Habitat et pouvoir pathogène
Contrairement aux hélicobactéries isolées de l'estomac des carnivores, Helicobacter canis a fait l'objet d'un nombre restreint de publications concernant son habitat et son pouvoir pathogène.
Helicobacter canis est principalement isolé chez le chien mais cette espèce ne semble pas être associée à des cas de diarrhées.
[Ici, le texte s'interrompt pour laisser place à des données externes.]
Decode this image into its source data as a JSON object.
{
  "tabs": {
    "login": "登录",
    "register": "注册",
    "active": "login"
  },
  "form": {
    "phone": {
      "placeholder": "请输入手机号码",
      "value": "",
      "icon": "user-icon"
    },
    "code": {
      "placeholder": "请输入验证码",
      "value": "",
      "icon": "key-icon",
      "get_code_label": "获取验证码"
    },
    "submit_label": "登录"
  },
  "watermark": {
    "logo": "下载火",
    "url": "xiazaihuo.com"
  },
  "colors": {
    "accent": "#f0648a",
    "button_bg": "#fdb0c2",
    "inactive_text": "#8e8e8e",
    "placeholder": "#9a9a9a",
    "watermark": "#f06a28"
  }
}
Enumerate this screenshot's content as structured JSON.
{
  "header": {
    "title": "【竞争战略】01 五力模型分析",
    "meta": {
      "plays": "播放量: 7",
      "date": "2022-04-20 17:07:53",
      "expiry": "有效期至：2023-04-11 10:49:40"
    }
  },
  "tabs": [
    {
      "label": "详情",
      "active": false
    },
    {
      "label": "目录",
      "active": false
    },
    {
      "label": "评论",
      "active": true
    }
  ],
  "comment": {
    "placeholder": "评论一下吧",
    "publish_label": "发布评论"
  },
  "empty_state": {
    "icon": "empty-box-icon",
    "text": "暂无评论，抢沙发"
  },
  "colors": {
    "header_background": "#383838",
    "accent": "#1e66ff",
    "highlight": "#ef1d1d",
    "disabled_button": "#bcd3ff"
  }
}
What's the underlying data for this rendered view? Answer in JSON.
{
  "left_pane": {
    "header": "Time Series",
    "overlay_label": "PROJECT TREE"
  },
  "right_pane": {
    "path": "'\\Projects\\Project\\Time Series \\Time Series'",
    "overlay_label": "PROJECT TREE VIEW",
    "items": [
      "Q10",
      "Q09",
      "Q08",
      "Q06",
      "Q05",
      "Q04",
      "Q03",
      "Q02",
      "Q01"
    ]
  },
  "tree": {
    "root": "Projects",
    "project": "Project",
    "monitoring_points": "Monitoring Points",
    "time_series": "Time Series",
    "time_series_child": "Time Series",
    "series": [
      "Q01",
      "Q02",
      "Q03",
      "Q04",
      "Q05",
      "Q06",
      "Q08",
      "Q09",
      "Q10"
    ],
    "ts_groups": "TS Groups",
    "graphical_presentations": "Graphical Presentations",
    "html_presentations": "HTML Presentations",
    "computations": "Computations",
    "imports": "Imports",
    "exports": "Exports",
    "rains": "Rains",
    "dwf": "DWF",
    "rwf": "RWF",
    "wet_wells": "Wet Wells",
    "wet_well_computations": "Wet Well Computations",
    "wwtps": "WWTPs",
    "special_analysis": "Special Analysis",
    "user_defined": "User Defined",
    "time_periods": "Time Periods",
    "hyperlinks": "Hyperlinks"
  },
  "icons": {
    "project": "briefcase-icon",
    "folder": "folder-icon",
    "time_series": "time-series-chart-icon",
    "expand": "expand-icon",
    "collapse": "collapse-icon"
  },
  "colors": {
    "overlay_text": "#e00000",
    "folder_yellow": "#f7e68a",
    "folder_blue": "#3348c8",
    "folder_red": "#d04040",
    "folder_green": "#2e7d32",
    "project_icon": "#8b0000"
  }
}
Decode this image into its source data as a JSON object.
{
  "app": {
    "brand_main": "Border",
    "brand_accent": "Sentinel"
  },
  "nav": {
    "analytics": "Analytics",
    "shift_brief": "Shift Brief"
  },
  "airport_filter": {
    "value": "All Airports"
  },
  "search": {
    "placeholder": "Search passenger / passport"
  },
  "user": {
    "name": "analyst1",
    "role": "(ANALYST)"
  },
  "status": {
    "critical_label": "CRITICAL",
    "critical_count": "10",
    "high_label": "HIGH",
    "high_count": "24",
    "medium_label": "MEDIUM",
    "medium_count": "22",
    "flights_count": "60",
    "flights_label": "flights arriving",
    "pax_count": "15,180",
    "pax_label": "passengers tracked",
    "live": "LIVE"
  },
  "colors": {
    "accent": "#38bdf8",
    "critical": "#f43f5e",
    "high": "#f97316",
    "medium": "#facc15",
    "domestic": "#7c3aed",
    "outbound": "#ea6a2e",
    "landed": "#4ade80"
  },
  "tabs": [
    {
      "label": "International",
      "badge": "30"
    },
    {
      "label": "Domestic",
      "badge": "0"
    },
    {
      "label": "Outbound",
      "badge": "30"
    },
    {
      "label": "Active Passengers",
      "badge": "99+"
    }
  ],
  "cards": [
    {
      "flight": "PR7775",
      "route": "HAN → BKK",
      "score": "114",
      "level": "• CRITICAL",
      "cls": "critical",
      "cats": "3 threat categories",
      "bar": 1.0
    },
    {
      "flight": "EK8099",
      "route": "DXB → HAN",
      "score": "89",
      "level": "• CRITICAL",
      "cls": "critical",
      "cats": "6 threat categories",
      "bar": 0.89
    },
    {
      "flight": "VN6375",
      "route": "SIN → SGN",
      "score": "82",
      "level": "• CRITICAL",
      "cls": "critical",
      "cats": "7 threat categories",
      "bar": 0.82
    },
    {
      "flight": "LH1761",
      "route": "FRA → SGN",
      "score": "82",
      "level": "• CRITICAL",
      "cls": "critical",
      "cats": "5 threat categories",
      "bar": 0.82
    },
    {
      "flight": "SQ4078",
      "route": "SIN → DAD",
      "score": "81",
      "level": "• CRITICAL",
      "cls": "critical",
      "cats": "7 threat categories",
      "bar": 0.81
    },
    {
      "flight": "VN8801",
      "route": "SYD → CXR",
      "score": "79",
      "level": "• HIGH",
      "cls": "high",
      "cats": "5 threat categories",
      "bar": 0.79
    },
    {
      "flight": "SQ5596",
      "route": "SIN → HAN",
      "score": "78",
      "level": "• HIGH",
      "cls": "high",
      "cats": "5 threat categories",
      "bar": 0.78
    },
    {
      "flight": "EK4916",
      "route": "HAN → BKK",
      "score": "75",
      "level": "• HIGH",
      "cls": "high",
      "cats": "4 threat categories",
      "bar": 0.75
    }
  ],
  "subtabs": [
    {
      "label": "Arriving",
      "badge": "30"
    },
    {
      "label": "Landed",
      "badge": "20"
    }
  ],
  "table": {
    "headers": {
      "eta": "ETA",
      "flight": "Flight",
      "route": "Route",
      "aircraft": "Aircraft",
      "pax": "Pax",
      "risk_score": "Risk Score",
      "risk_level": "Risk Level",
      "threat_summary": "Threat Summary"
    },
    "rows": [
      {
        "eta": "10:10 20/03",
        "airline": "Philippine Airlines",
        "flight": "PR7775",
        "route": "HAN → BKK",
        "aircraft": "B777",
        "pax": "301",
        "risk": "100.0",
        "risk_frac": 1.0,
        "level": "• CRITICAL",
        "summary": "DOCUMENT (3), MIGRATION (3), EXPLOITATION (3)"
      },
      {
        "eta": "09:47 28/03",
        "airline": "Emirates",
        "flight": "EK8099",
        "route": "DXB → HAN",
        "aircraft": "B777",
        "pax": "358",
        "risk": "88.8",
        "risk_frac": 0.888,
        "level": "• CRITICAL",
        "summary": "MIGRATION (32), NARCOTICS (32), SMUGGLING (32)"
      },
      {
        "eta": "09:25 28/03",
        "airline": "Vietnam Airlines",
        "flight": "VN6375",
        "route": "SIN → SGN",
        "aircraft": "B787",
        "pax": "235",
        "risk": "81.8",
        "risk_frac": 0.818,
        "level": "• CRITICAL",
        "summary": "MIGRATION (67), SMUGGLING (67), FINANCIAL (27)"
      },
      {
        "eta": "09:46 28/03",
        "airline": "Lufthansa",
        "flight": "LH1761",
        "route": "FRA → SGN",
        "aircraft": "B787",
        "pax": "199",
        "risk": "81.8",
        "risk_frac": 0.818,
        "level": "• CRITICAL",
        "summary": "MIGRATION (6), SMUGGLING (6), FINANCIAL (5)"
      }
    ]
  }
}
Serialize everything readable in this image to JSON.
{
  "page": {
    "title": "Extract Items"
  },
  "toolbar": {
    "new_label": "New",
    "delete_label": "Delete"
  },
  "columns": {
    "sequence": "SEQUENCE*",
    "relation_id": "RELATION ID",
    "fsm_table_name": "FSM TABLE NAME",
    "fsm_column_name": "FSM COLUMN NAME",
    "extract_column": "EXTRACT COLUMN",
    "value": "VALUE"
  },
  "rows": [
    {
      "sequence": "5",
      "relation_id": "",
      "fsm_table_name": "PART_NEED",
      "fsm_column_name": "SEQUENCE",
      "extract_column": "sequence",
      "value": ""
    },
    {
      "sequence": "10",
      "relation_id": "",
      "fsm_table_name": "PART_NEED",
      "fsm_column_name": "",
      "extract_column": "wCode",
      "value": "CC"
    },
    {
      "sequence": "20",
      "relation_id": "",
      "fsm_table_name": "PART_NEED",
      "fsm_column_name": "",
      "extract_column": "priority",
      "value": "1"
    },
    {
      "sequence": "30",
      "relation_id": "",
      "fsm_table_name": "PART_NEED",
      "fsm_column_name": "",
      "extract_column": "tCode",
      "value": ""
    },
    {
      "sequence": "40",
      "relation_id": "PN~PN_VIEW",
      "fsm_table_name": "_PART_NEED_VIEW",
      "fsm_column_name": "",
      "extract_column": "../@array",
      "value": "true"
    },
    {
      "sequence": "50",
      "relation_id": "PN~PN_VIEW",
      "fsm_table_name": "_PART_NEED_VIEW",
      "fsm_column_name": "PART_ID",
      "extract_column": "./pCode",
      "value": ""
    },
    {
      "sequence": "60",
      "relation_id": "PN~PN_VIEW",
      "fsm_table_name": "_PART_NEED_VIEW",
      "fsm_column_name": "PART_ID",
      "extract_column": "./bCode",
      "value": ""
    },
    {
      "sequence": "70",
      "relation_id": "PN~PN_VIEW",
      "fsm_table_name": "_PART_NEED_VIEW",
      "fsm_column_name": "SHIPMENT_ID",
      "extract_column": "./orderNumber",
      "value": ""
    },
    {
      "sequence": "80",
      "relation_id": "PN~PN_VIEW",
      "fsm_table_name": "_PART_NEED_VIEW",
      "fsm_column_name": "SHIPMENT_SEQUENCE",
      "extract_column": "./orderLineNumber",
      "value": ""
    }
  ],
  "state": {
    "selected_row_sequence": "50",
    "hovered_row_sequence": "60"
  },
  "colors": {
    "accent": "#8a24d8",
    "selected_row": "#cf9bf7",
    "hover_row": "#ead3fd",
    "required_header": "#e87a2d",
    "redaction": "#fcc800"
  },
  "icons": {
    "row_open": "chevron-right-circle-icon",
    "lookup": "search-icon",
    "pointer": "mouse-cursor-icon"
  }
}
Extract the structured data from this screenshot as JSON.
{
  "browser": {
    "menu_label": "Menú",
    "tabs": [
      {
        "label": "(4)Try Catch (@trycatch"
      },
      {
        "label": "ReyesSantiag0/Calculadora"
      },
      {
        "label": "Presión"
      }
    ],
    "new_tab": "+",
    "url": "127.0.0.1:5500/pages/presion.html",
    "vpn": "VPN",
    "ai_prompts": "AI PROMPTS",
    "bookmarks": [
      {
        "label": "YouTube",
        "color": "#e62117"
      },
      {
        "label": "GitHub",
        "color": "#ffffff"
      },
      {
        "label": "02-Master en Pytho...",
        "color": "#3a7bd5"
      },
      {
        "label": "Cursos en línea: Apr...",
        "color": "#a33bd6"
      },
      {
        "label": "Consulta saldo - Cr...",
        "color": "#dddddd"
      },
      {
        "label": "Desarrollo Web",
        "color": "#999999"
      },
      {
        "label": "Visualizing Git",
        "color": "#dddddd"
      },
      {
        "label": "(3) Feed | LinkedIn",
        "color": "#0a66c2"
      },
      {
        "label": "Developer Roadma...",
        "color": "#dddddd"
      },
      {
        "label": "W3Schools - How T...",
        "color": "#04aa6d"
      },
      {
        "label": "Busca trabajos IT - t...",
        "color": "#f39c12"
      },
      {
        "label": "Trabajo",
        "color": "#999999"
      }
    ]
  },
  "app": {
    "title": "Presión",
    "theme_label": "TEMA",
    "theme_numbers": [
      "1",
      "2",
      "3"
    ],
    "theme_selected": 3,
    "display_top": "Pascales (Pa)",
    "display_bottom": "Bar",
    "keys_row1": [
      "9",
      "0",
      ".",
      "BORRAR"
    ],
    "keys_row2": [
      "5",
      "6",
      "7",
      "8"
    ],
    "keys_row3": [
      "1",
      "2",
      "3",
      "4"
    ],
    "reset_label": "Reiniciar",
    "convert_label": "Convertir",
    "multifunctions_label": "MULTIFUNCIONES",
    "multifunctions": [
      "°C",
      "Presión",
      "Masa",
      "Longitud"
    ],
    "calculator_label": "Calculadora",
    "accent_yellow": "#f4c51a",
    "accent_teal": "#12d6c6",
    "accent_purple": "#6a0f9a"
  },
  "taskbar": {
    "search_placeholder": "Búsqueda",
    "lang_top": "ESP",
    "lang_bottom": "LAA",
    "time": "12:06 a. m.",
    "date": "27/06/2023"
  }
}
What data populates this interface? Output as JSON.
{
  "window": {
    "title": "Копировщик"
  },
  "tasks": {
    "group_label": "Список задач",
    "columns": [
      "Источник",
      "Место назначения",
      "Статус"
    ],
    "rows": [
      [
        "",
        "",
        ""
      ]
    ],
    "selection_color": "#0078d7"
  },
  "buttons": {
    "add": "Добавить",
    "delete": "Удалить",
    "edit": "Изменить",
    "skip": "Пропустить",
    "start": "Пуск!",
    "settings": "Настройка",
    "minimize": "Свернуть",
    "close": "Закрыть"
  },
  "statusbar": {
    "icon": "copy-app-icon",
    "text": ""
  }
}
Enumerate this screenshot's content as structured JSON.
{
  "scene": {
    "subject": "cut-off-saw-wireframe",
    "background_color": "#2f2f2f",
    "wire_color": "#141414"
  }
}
En octobre 1999, quatre souches de Helicobacter canis ont été isolées de chats, atteints ou non de diarrhées, et vivant dans une même chatterie.
Cette bactérie a la capacité de coloniser le tube digestif de l’homme puisqu’une souche a été isolée d’un enfant atteint de gastro-entérite. Une autre souche de Helicobacter canis a été isolée du sang mais, aucune précision n'est donnée en ce qui concerne l'âge et l'état de santé du patient. Le rôle des carnivores domestiques en tant que source de contamination pour l’espèce humaine nécessite des travaux supplémentaires. Helicobacter canis synthétise une toxine CDT (Cytolethal Distending Toxin). Cette toxine, codée par trois gènes (cdtA, cdtB, cdtC) tous nécessaires à son activité biologique, est responsable d'une distension des cellules, d'anomalies du cytosquelette, d'un arrêt du cycle cellulaire et d'une mort des cellules HeLa ou CHO cultivées in vitro.
Diagnostic bactériologique
Les souches de Helicobacter canis peuvent être isolées sur des milieux sélectifs (tel que la gélose Campylosel) dépourvus de polymyxine B et/ou de céfalotine et incubés à 37 °C dans une atmosphère micro-aérophile. Les points clés de l'identification sont l'absence de catalase, l'absence d'uréase, l'absence de réduction des nitrates, la croissance à 42 °C et la sensibilité à l'acide nalidixique (voir tableau I).
L'identification phénotypique devrait être confirmée par d'autres méthodes : amplification d'un segment d'ADNr 16S de 1200 paires de bases suivie d'une analyse des fragments de restriction, séquençage de l'ADNr 16S, hybridation avec des sondes spécifiques, étude du profil protéique.